Nah, ’cause I don’t knock another nigga hustle, bro. You don’t know what his situation is, so he probably do gotta be fugazi just to get on. You can be a fake-ass nigga. I don’t hate any young black man getting money. It’s art. That’s how I look at it. But don’t try to act like something you ain’t and then come my way, ’cause I’ll check you. Like, I know you a bitch. But it’s cool, man, be the best bitch you can be. With ya bitch-ass.

So you understand the need to fake for the cameras, but for you it’s all about just making sure your story gets told in the right way?

Exactly. I can’t go like that. I’m 27, so I’m in the middle of the old niggas and the young niggas. I feel like you not an old nigga til you 30, and when I’m 30 I’m gon’ be like Future. And when I get older than that I’m going to be like P. Diddy or Birdman. Those some old young niggas. I’m gon’ be cool. I moved from the hood to the suburbs, so I was hitting licks and I learned some of the etiquette out there. Don’t nobody wanna be around nobody that’s always robbin’ them. I’m a boss, and you can’t be around other bosses if you a petty ass nigga. That shit comes back on your name. So now I’m just rapping about my past. I just wanna coach a high school and be boring.

How would you describe your music to someone if you we’re trying to sell it to them?

Real storytelling.

Stereogum called you a “great rap storyteller” in their Punken review, and you corrected them in a tweet, calling yourself the “greatest” rap storyteller. What makes that true?

Man, shit. I ain’t going to say I’m the greatest. I’m amongst the greatest. I was cappin’ on Twitter. There’s a lot I look up to. I’m gon’ be the greatest but I gotta put in the work. I’ma be humble now for Pitchfork, keep it 1,000. But as of right now, in this generation, ain’t nobody fucking with me, bro. Not yet the greatest of all time. But right now, I’m Kobe or LeBron.
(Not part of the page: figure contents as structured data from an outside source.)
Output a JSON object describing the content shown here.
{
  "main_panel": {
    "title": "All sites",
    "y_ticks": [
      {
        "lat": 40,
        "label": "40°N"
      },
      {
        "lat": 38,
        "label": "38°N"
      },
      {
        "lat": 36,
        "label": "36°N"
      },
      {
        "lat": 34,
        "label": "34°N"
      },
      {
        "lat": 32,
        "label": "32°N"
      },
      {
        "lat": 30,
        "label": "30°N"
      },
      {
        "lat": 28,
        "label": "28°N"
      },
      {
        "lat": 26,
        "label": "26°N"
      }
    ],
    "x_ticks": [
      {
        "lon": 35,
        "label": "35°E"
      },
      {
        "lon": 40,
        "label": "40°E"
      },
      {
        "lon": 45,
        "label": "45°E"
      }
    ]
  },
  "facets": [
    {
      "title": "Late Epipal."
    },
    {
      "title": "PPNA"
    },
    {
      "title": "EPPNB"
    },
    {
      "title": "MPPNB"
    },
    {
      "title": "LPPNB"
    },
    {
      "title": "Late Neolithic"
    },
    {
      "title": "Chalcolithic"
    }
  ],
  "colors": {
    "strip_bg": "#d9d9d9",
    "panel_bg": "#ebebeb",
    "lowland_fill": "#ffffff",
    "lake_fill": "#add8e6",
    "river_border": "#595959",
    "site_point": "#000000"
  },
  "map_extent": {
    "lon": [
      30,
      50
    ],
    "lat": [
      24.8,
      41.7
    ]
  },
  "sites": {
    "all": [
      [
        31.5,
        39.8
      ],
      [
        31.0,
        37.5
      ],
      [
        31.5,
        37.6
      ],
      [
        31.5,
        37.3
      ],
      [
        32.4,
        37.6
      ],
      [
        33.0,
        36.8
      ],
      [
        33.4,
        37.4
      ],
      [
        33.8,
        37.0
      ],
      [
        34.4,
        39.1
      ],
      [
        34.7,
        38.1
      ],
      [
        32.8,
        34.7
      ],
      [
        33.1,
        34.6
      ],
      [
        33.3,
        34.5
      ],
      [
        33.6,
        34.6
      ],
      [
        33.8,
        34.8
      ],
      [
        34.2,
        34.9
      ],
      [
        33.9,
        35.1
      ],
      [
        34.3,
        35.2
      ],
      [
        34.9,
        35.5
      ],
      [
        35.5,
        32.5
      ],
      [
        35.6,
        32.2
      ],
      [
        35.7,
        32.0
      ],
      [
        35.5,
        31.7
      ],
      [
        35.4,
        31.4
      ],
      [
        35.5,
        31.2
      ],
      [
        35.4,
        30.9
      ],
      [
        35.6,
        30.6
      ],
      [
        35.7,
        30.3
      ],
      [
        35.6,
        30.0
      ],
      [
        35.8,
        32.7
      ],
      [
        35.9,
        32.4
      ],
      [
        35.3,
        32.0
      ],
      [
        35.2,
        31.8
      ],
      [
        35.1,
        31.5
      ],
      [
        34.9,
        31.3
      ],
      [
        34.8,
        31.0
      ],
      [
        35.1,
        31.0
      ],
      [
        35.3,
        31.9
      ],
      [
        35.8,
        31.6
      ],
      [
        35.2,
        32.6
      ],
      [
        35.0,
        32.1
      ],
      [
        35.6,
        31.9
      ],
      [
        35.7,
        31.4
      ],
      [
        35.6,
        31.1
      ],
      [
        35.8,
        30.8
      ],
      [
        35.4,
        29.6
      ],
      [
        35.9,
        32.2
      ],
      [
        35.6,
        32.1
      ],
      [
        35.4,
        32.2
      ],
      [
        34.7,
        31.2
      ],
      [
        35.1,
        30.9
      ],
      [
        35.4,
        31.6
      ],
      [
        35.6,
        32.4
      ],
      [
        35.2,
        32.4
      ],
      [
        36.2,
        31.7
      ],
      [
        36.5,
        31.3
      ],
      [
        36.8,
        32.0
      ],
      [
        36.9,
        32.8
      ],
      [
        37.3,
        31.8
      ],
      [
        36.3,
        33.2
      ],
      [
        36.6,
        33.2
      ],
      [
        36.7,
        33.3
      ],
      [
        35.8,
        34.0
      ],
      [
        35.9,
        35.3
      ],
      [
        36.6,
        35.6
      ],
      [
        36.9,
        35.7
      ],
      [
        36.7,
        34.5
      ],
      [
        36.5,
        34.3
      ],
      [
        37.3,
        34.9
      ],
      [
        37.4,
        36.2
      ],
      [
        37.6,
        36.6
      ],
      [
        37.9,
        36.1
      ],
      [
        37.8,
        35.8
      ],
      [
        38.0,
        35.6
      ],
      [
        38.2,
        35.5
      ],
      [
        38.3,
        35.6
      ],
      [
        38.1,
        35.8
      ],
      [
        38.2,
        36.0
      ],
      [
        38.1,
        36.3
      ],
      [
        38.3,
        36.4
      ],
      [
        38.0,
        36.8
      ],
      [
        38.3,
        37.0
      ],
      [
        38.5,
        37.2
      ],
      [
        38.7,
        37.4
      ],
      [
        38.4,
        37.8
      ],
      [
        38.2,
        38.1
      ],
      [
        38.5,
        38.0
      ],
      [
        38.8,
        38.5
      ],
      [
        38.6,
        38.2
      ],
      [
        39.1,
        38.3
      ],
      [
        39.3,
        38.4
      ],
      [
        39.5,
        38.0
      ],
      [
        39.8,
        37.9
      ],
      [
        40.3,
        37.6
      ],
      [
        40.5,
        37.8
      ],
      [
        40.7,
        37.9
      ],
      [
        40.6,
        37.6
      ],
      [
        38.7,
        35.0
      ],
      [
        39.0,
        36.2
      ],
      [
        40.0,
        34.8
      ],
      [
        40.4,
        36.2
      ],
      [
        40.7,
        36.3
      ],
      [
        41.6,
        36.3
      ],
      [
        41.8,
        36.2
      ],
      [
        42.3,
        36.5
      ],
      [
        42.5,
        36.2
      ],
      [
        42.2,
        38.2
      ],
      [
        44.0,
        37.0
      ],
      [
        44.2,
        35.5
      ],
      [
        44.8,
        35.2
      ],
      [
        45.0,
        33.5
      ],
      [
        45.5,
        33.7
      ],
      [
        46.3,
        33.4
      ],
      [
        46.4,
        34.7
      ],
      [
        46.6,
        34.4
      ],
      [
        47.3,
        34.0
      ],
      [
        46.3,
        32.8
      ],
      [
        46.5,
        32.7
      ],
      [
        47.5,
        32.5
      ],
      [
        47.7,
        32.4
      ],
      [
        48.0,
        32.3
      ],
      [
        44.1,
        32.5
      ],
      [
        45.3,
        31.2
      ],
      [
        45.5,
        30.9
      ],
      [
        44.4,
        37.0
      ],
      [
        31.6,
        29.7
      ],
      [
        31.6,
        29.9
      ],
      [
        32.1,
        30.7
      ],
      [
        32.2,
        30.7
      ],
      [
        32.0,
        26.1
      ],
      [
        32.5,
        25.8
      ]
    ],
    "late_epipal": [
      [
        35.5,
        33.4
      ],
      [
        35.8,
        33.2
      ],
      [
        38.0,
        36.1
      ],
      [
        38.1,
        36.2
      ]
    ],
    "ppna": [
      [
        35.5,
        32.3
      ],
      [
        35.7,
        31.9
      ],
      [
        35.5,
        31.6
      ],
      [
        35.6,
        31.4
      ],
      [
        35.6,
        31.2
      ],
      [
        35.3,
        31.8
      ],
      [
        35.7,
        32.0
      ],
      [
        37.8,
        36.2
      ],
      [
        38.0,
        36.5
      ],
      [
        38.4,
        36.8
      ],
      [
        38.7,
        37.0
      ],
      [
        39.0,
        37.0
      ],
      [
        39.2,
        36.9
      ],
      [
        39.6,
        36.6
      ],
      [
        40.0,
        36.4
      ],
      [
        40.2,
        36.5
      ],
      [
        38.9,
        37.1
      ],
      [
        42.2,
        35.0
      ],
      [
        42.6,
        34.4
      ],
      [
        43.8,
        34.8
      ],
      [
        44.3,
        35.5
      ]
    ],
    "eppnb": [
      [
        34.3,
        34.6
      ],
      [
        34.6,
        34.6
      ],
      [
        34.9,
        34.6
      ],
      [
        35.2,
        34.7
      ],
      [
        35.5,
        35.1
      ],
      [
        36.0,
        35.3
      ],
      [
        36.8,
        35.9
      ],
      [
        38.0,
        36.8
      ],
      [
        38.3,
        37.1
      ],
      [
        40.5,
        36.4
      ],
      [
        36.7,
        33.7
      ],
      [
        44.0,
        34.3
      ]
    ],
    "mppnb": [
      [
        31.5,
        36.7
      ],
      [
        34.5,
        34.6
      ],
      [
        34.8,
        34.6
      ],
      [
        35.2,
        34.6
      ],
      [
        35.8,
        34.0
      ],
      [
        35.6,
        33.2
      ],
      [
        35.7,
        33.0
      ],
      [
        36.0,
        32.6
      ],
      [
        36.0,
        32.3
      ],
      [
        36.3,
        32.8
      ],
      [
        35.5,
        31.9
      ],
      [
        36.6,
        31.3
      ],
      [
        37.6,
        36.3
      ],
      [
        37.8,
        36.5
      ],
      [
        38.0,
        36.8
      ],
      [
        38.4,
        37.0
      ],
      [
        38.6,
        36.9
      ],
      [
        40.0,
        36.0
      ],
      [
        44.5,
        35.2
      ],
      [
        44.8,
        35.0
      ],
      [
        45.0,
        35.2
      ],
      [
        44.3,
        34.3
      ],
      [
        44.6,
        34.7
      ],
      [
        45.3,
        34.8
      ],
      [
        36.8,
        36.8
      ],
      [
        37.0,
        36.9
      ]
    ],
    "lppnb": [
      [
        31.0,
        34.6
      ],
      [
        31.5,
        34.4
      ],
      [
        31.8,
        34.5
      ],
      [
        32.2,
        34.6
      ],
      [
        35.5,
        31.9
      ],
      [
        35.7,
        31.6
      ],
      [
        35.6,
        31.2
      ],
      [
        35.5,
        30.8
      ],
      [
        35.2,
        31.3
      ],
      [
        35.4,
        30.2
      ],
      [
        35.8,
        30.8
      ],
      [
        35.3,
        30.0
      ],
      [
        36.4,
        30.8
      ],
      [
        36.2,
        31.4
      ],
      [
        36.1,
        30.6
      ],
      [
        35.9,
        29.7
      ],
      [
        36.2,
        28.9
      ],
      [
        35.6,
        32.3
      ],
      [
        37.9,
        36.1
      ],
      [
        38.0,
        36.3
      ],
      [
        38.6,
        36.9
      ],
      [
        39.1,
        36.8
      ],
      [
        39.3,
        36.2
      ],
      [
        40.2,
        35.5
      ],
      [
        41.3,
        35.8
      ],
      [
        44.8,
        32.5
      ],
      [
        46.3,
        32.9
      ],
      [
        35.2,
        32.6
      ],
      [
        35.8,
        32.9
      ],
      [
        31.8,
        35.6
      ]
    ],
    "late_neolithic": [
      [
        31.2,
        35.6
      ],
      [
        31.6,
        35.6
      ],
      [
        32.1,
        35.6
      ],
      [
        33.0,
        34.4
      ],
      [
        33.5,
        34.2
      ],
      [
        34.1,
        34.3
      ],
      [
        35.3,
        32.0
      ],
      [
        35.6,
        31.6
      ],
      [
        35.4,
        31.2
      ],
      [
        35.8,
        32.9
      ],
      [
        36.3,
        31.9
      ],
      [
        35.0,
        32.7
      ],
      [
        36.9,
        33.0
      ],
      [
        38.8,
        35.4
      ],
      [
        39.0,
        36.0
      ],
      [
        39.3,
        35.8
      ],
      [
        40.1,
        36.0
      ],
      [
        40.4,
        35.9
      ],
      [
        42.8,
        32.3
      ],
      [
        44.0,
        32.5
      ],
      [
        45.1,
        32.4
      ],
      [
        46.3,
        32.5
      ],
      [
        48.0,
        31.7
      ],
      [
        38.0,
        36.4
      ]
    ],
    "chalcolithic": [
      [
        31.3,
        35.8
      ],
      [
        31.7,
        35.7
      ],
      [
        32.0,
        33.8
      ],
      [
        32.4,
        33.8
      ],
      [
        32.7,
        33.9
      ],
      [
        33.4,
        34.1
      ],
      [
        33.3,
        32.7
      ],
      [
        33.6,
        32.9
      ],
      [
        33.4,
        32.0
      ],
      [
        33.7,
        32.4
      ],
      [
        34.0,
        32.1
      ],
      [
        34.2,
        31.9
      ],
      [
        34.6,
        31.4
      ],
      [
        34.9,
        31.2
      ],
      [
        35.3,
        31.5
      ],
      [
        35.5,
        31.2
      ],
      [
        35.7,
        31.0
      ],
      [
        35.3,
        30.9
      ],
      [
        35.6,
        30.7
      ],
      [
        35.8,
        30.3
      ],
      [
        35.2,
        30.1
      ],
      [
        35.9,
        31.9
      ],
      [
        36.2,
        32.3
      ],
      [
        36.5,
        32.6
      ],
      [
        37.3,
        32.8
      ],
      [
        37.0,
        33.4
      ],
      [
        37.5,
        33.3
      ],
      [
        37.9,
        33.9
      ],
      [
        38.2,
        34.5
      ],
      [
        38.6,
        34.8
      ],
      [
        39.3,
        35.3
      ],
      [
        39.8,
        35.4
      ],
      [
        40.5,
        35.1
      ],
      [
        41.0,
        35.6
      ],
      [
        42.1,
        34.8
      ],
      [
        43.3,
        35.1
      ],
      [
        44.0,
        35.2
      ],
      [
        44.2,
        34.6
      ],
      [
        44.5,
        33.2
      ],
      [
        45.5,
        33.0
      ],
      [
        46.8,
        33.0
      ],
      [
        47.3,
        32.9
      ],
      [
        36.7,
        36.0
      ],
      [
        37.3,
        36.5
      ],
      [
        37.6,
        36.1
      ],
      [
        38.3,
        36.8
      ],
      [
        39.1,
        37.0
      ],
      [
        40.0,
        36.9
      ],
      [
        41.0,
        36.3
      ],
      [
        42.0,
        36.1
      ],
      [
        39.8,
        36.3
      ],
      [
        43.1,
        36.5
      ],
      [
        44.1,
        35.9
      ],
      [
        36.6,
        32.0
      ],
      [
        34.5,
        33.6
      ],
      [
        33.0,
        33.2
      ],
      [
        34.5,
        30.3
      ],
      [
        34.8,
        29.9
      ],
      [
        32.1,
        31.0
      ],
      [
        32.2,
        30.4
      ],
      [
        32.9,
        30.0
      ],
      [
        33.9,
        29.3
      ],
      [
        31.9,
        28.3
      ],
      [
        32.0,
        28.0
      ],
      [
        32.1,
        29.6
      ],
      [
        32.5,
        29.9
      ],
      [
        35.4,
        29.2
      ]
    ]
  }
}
What do you want your rap legacy to be?

I want them to say I made real genuine music in an era where niggas thinking music fell off and it’s a lot of mumble rap and shit—not to knock mumble rap, ’cause I’m all for these young niggas doing what the fuck they wanna do. Fuck these old niggas. Even when I’m an old nigga I’m gon’ be like, “Fuck these old niggas.” Let these young niggas do them. When we was 17 we was doing us. So let them do them, you feel me? You can be successful by being you too. You don’t gotta hate. Bridge the gap.

But most importantly: I need money. Fuck all the other shit.